Falamos algumas vezes antes da minha cirurgia. Ela me deu muita força e me ajudou a me manter confiante. Um mês e alguns dias após a retirada do meu tumor, fiz aniversário. Recebi por WhatsApp uma mensagem dessa minha amiga. Uma foto dela – uma mulher que sempre foi workaholic, frenética e voltada para as conquistas profissionais acima de tudo – em Noronha. O namorado deve ter tirado a foto, não sei se ela estava ciente ou não. Ela bem distante, de costas. Sentada diante do horizonte, observando e desfrutando o momento. Vocês devem estar imaginando uma foto de Instagram. Até poderia ser, não fosse o fato de ser o exato oposto de tudo que vemos em rede social. Era ela ali, olhando mesmo, pra valer, sem pose, a natureza deslumbrante, a vida que arrebata apesar de tudo. Talvez se tivesse sido postada e eu não soubesse de nada que ela viveu, eu teria enxergado de outra forma. Mas eu sabia o contexto e a mensagem implícita quando ela me mandou a foto e escreveu (entre outras palavras fofas e emojis carinhosos): “Feliz renascimento”. Só quem sabe o que é renascer, ter um novo olhar diante da vida, sabe o quanto faz diferença termos companhia nessa jornada.

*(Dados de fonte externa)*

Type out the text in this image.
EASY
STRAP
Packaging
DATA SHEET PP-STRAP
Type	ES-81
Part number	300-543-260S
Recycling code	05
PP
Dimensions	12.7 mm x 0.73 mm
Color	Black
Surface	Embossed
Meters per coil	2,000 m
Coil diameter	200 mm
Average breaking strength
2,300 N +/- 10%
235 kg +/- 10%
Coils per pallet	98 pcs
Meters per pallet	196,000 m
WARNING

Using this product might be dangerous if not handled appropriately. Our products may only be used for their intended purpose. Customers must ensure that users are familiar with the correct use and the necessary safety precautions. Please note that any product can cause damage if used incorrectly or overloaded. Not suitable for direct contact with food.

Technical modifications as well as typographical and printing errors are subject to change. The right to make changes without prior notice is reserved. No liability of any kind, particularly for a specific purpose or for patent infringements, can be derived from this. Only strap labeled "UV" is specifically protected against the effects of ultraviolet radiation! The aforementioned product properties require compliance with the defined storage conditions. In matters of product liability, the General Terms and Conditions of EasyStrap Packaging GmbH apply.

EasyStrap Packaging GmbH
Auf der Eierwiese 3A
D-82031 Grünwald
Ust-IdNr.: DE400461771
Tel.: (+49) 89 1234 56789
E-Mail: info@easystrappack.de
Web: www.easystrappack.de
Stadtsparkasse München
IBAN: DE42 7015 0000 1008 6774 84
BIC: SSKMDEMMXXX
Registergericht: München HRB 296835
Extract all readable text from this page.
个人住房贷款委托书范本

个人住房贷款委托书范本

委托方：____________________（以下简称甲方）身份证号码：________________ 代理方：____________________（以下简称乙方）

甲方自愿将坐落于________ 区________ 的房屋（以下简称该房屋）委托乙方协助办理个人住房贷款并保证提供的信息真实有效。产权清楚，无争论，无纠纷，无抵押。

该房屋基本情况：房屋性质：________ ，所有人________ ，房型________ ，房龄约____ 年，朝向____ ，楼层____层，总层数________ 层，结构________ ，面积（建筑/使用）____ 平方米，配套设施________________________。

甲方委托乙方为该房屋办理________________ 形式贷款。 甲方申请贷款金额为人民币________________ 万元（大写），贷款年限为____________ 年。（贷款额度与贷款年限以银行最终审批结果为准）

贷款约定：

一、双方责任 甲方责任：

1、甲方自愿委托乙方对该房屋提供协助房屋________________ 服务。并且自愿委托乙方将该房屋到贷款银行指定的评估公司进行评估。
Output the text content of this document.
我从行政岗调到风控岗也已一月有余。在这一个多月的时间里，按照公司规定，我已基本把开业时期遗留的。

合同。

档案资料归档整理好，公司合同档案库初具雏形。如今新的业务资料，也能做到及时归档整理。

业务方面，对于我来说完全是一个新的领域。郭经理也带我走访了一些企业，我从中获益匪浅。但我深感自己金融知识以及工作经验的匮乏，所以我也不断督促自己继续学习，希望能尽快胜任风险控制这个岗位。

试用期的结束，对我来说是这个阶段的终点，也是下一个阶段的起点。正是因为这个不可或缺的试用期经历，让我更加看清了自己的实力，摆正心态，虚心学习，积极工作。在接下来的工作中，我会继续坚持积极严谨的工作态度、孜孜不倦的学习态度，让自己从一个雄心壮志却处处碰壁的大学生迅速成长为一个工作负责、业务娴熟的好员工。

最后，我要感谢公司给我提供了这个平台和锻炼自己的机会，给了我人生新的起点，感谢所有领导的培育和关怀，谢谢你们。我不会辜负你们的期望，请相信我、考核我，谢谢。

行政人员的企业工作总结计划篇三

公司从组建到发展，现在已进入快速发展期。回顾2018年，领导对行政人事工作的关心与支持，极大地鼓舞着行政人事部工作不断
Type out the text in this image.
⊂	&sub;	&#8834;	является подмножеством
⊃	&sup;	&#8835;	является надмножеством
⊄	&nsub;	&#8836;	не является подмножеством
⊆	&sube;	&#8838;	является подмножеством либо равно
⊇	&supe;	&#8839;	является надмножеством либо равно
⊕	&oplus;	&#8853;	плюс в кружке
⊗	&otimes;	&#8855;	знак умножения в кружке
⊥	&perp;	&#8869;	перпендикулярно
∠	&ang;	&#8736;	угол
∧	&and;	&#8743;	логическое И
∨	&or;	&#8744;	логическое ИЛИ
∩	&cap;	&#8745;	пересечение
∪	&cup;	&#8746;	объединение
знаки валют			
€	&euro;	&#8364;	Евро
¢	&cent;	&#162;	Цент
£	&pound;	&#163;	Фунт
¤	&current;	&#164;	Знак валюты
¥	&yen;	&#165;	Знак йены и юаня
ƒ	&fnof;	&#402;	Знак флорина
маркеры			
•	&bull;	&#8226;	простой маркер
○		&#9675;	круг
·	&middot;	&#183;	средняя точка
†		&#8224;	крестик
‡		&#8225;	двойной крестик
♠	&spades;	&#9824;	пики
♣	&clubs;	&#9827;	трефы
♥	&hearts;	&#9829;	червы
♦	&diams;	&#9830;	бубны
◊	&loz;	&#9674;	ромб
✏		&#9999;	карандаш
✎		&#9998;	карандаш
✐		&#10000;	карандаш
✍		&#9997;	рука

Quando a Veja Rio parou de ser veiculada, em 2018, eu tinha acabado de começar a escrever aqui na coluna. Escrevi apenas duas crônicas. Estava empolgadíssima, e o encerramento foi uma espécie de coito interrompido. Lamentei mais do que tudo o fechamento dessa revista que é a cara do Rio e que levanta o astral dos cariocas. Achei simbólico estarmos sem a Vejinha num momento em que a cidade sofre tanto. Parecia que as luzes estavam se apagando. Mas retomadas como essa nos fazem ganhar ânimo novo e ver esperança no futuro da cidade. O recomeço da Veja Rio está chegando paralelamente ao meu. Quando soube que poderia voltar a escrever para o site, fiquei emocionada. A emoção dos recomeços. Que a gente tenha aqui um espaço para muitas trocas, e tudo mais que houver de bom. Desejo para a Veja Rio (e para o Rio) o que minha amiga me desejou e me fez tão bem: um feliz renascimento.